Saturday, 25 April 2009

The cost of cost studies (updated x3)

Over at Offsetting Behaviour Eric has a nice piece, Costs of everything, value of nothing, on a recent BERL study into the costs of alcohol use in New Zealand. The costs, and only the costs, no benefits just the costs, and even then they don't measure the costs correctly.

Read Eric's posting because the basic logic he uses applies not just to this study but to many other of these types of things. You see any number of these types of reports, most of which should be ignored for the reasons Eric points out. Unfortunately at times such wastes of paper become influential in policy circles and bad policy is the result. What would happen if this report was taken seriously? What would happen if large extra taxes were applied to alcohol or if outright bans were imposed? The short answer would be a black market would develop with all its associated costs. The control or even banning of alcohol comes with its own costs and these should not be ignored.
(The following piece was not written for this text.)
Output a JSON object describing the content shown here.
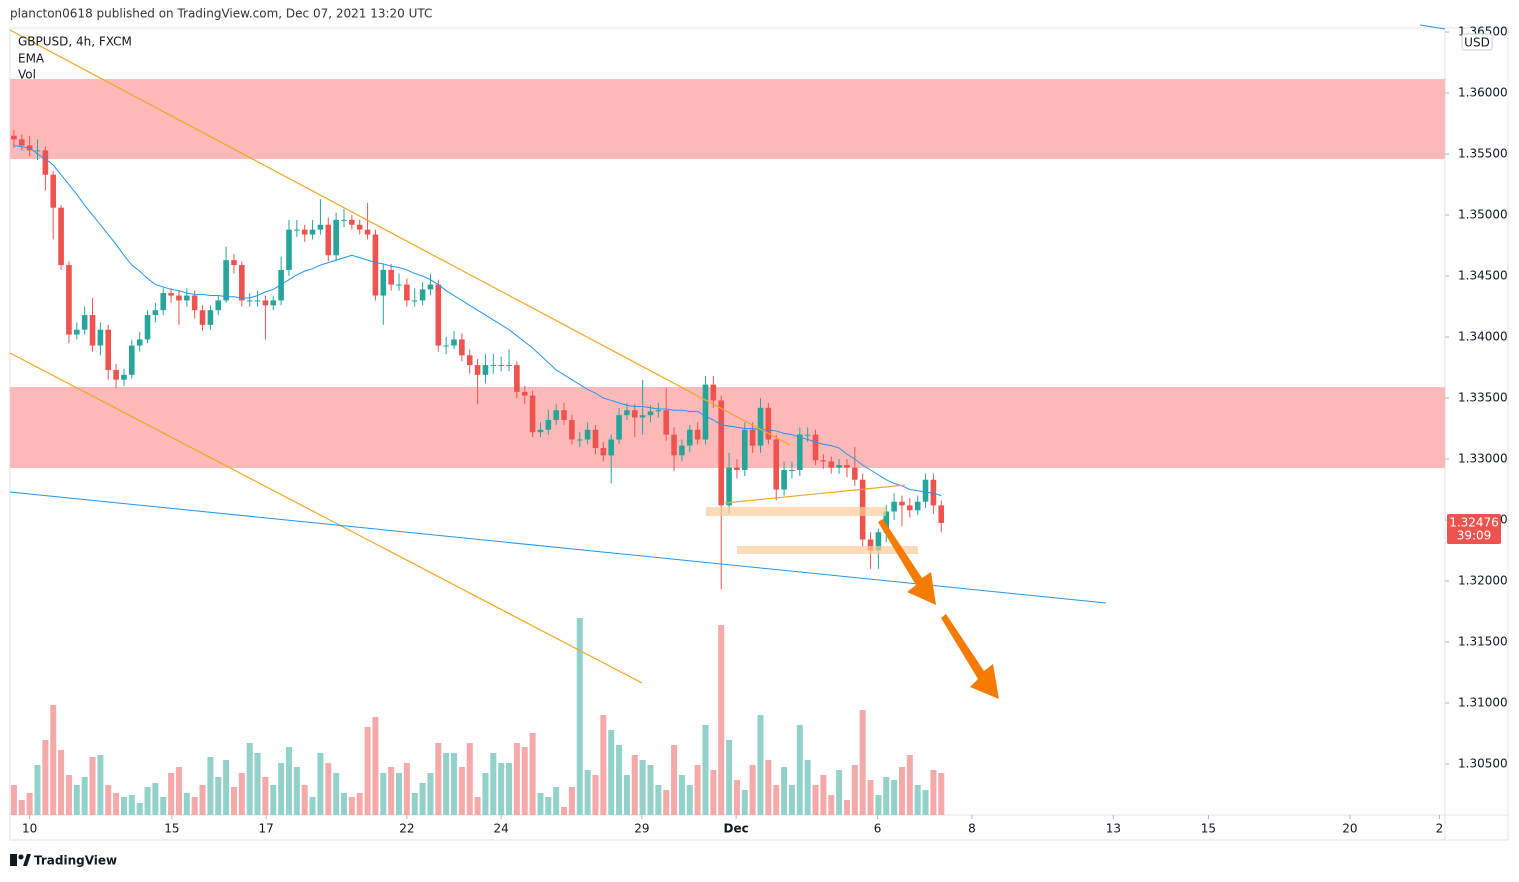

Another example of this type of report would be the O'Dea Report, a similar report on the costs of smoking. Eric criticised that report in the New Zealand Medical Journal. Lots of similarities between this report and that one. When the desired conclusion drives the method, take care in interpreting the results.

Update: rauparaha at TVHE comments here.

Update 2: Eric adds an additional posting on this topic at Offsetting Behaviour. He notes
BERL cites total social costs of $5.3 billion. $3.9 billion of that, 74%, cannot honestly be counted as policy-relevant costs from an economic perspective.
He also adds an Update/correction to his previous post.
I misread the final paragraph of the report. They list excise taxes of $167 million from excessive alcohol use and health costs of $286 million. Note, though, that these are only the proportion of excise taxes paid by individuals defined as consuming "excessively". Actual excise taxes in 2008, by Crown reports, were $573 million. Actual alcohol tax revenue outweighs actual health expenditures on alcohol, but tax revenues from problem drinkers don't cover their health costs. This is always a problem with a linear tax on something that has convex costs. See Felicity Barker's excellent Treasury analysis of 2002 on alcohol taxes.
Update 3: Will de Cleene has a go at BERL bashing.